My Ecuadorian friends often ask me, “Why do you observe ‘Columbus Day’ in the United States?” At a loss for how to answer them, I decided to ask the same question to college students over the last week just to see what kind of answers I would get. It became clear that we celebrate this day out of ignorance, for so few (perhaps less than 10%) had a sound understanding of our history. And mind you, these were intelligent students. One student, shocked to learn certain truths, said, “Why don’t I know this? I have a 4.0 and earned near perfect SAT scores. I thought I was smart.” To this I answered, “Smart doesn’t mean you are free from a colonized education.”

Here is what some of you will consider basic information, but remember that brilliant college students at top notch liberal arts colleges did not know it.

Columbus has little to no relationship with what is today the United States of America. Columbus was an Italian (about 50% knew this fact), sent by the Spanish, yet most of what we recognize as the colonization in the United States has its origin from English settlements. Columbus was not the first European to “discover” America - the Vikings predated his voyage by hundreds of years (about 40% knew this).

When I insisted on us determining why we celebrate this holiday, many answers from students suggested we recognize Columbus because his achievements represent our American values, citing the creation of a land of opportunity and the pursuit of liberty; however, there is no evidence that he had interest in these founding principles, nor any intention of establishing a “land of opportunity” where settlers could practice religious and political freedom. In fact, it is well documented that his primary goal was to extract material wealth from the “new world” and ship it back to the “old world.”

(Daniel Acosta and Mayra Aimacaña of the community of Pintag exploring the conquest during our Rehearsing Change program in our class, Theatre for Social Change.)

My conversations became increasingly troubling when I found out that virtually no students (well under 10%) had been exposed to highly respected scholarship describing Columbus and his men as ruthless conquerors, ordering the torture and murder of indigenous peoples who failed to bring him the riches he wanted. This led me ask further questions that I had assumed were common knowledge.

Of these later questions, what I found most shocking was that still under 10% knew the following: 1) Columbus died without ever knowing he had discovered the Americas; rather, he thought he had found the West Indies. 2) He never landed on the territory of what is now the United States. I asked students what year did Columbus arrive to what is now referred to as North America, and many said 1492. When I said that is when he first arrived to the Caribbean, and he would later return to the region on other voyages, leading them to guess various years, and most were stunned to hear that he had never arrived to what is the USA. In other words, Columbus has about as little to do with our country as George Washington has to do with Ecuador, even though I see him on my dollar bills every day (Ecuador is dollarized). 3) We are the only country in the Americas that celebrates the day as “Columbus Day.” All the other countries choose not to celebrate the man, and instead recognize the impact he had on the hemisphere and the humans that inhabit it.

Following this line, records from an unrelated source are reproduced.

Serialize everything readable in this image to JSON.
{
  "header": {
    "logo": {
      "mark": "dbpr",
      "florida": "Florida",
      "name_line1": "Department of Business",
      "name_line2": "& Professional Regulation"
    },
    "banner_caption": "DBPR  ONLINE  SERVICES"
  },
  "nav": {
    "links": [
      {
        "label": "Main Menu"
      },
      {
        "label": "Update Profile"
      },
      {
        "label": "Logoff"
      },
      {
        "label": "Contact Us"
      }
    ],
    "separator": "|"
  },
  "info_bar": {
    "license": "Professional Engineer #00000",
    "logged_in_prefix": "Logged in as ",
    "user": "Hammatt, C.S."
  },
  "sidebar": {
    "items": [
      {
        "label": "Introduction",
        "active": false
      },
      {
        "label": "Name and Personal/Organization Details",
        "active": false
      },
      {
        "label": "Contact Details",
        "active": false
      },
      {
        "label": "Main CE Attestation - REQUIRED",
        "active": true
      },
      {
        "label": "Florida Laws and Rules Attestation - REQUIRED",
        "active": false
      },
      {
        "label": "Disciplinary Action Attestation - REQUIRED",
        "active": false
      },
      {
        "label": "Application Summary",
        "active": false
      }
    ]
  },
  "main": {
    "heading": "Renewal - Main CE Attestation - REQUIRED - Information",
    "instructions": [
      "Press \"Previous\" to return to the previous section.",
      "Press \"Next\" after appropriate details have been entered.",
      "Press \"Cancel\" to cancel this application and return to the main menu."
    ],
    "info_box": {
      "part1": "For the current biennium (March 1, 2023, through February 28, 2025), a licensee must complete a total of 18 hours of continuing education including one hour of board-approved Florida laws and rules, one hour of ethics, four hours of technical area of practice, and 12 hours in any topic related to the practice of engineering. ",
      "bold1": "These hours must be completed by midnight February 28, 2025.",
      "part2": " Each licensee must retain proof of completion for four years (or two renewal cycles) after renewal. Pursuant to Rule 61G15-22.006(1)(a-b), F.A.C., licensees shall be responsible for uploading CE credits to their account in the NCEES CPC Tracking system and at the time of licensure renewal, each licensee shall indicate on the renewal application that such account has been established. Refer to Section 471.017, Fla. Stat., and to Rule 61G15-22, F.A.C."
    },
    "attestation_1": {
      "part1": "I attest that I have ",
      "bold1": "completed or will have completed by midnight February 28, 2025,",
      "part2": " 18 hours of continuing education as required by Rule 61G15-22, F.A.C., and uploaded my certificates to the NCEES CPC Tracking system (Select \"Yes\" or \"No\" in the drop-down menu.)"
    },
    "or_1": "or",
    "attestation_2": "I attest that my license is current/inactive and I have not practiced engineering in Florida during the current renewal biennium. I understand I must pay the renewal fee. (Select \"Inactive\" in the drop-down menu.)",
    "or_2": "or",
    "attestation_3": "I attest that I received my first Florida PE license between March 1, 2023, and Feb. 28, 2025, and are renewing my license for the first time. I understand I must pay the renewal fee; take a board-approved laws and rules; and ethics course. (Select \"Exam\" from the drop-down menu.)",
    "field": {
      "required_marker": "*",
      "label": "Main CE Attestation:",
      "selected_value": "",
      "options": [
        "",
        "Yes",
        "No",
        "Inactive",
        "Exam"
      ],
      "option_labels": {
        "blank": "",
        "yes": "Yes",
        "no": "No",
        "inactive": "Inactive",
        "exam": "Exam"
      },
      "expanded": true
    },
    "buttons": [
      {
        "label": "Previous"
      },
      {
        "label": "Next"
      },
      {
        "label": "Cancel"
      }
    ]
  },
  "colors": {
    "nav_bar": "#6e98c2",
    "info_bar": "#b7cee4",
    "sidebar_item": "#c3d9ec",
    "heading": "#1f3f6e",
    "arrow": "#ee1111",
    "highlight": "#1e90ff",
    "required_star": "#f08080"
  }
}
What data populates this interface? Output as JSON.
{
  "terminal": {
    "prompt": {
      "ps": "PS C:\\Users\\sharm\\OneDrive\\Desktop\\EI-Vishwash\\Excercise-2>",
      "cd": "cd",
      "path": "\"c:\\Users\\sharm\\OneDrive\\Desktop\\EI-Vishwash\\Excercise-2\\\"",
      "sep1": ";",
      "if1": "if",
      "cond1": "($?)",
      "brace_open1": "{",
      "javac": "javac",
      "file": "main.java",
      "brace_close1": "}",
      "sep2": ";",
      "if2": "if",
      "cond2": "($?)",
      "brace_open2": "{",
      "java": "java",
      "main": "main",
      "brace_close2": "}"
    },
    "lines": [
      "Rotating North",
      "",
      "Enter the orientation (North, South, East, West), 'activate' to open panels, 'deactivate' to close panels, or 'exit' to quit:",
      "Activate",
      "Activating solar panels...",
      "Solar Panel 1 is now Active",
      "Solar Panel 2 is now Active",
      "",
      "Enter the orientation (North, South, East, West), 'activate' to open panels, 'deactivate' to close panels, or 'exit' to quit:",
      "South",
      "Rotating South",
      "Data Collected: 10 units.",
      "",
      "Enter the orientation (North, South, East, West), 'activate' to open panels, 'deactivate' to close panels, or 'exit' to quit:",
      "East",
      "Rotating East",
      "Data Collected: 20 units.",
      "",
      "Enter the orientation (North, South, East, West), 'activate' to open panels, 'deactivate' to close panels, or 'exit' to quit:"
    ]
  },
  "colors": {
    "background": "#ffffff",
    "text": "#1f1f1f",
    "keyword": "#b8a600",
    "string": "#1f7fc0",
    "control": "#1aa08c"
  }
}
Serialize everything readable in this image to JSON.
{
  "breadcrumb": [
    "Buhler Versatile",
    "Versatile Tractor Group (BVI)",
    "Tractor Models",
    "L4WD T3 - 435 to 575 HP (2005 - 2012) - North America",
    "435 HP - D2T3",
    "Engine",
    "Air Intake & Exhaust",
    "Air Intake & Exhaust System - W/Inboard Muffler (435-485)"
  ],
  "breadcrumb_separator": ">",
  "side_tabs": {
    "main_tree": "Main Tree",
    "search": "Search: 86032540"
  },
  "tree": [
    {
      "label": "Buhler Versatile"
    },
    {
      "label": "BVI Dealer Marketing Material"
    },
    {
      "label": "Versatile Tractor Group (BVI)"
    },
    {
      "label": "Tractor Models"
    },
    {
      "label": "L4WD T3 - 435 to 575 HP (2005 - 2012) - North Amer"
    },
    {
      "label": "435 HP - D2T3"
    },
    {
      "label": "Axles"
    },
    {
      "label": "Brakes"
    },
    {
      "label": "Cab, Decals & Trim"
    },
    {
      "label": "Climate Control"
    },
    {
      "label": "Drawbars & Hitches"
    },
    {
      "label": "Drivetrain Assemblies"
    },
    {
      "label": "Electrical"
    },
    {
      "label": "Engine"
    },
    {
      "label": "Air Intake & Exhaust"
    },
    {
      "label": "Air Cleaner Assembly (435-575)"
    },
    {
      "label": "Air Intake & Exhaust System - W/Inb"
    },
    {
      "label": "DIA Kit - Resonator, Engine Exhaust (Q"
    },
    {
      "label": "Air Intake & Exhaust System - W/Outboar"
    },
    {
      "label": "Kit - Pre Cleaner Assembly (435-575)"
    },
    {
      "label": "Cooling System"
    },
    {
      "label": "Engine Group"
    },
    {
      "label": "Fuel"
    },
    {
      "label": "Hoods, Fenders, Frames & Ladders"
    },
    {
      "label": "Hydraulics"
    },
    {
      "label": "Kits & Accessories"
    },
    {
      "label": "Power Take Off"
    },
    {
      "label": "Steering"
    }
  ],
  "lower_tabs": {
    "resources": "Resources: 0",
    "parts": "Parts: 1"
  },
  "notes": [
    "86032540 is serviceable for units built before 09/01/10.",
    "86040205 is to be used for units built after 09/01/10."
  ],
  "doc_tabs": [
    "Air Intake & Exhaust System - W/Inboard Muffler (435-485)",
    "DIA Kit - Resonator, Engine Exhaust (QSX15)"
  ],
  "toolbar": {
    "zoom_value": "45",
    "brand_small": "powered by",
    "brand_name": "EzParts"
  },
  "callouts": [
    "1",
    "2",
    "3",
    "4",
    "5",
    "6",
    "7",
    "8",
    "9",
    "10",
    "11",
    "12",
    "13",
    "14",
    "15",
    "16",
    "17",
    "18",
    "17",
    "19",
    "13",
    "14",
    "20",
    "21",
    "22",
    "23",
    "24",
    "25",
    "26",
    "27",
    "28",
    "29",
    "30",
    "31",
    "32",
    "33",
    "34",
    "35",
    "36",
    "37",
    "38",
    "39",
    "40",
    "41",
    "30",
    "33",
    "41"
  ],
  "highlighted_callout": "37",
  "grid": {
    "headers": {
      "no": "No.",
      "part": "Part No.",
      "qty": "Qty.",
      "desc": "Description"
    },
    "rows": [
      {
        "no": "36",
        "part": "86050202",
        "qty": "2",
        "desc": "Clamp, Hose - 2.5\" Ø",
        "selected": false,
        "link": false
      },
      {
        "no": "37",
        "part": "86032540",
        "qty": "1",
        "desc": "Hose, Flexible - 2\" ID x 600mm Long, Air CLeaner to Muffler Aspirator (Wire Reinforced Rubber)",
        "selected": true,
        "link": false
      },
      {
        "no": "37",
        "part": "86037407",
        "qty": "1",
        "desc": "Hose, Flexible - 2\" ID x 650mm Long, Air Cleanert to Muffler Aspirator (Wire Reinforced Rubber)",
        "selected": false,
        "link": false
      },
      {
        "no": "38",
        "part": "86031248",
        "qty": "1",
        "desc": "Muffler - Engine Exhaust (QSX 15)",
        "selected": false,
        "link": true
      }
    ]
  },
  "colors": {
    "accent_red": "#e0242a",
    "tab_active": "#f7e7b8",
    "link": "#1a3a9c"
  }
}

At this point, I would usually get the question, “So, I don’t get it, why do we celebrate the day?” And this is my question for us all. Clearly there are historical reasons related to Italian Americans and their desire for recognition as part of the American story; however, if this is truly the purpose then college students would know about this story. I think the answer is clear, but my diatribe will not include such political musings. Instead I will share some thoughts coming from conversations with my friends in Ecuador.

(A mural created in and by the community of Tzawata, with collaboration from the Nina Shunku Association.)

We cannot celebrate Columbus Day because it is a disgrace to our history and the story of the people on this continent. Not only was Columbus a perpetrator of violence, but how can we say he “discovered” a land where millions of people already lived? Columbus did not discover a new world, he “covered” it.

He covered it with a group of people who had no other wishes than to exploit America’s natural resources and get rich. He covered it with a religion, which while inherently good, was utilized to manipulate the masses and justify genocide. He covered it with violence - differing statistics indicate that somewhere between 10 and 100 million indigenous peoples lost their lives. The most conservative estimate is equal to more than 150% the amount of Jews who died in the Holocaust. He covered it with what most of us consider to be negative values, such as deceit, greed, gluttony and adultery. And he covered relatively peaceful societies with one of the most violently oppressive and destructive regimes known to the history of man.

Many American nations (and states, cities and institutions in our own country) have elected to treat this day as a time for reflection, recognizing the meeting of two worlds and the long-neglected rights/cultures of indigenous peoples. We cannot change actions from the past, but we can change how we relate to the past so as to transform our future. What I found in speaking with bright college students was not that we are insensitive to historical violence; rather, we are simply not aware of the truth. October 12 should be a day in which we search for truth about our history and identity.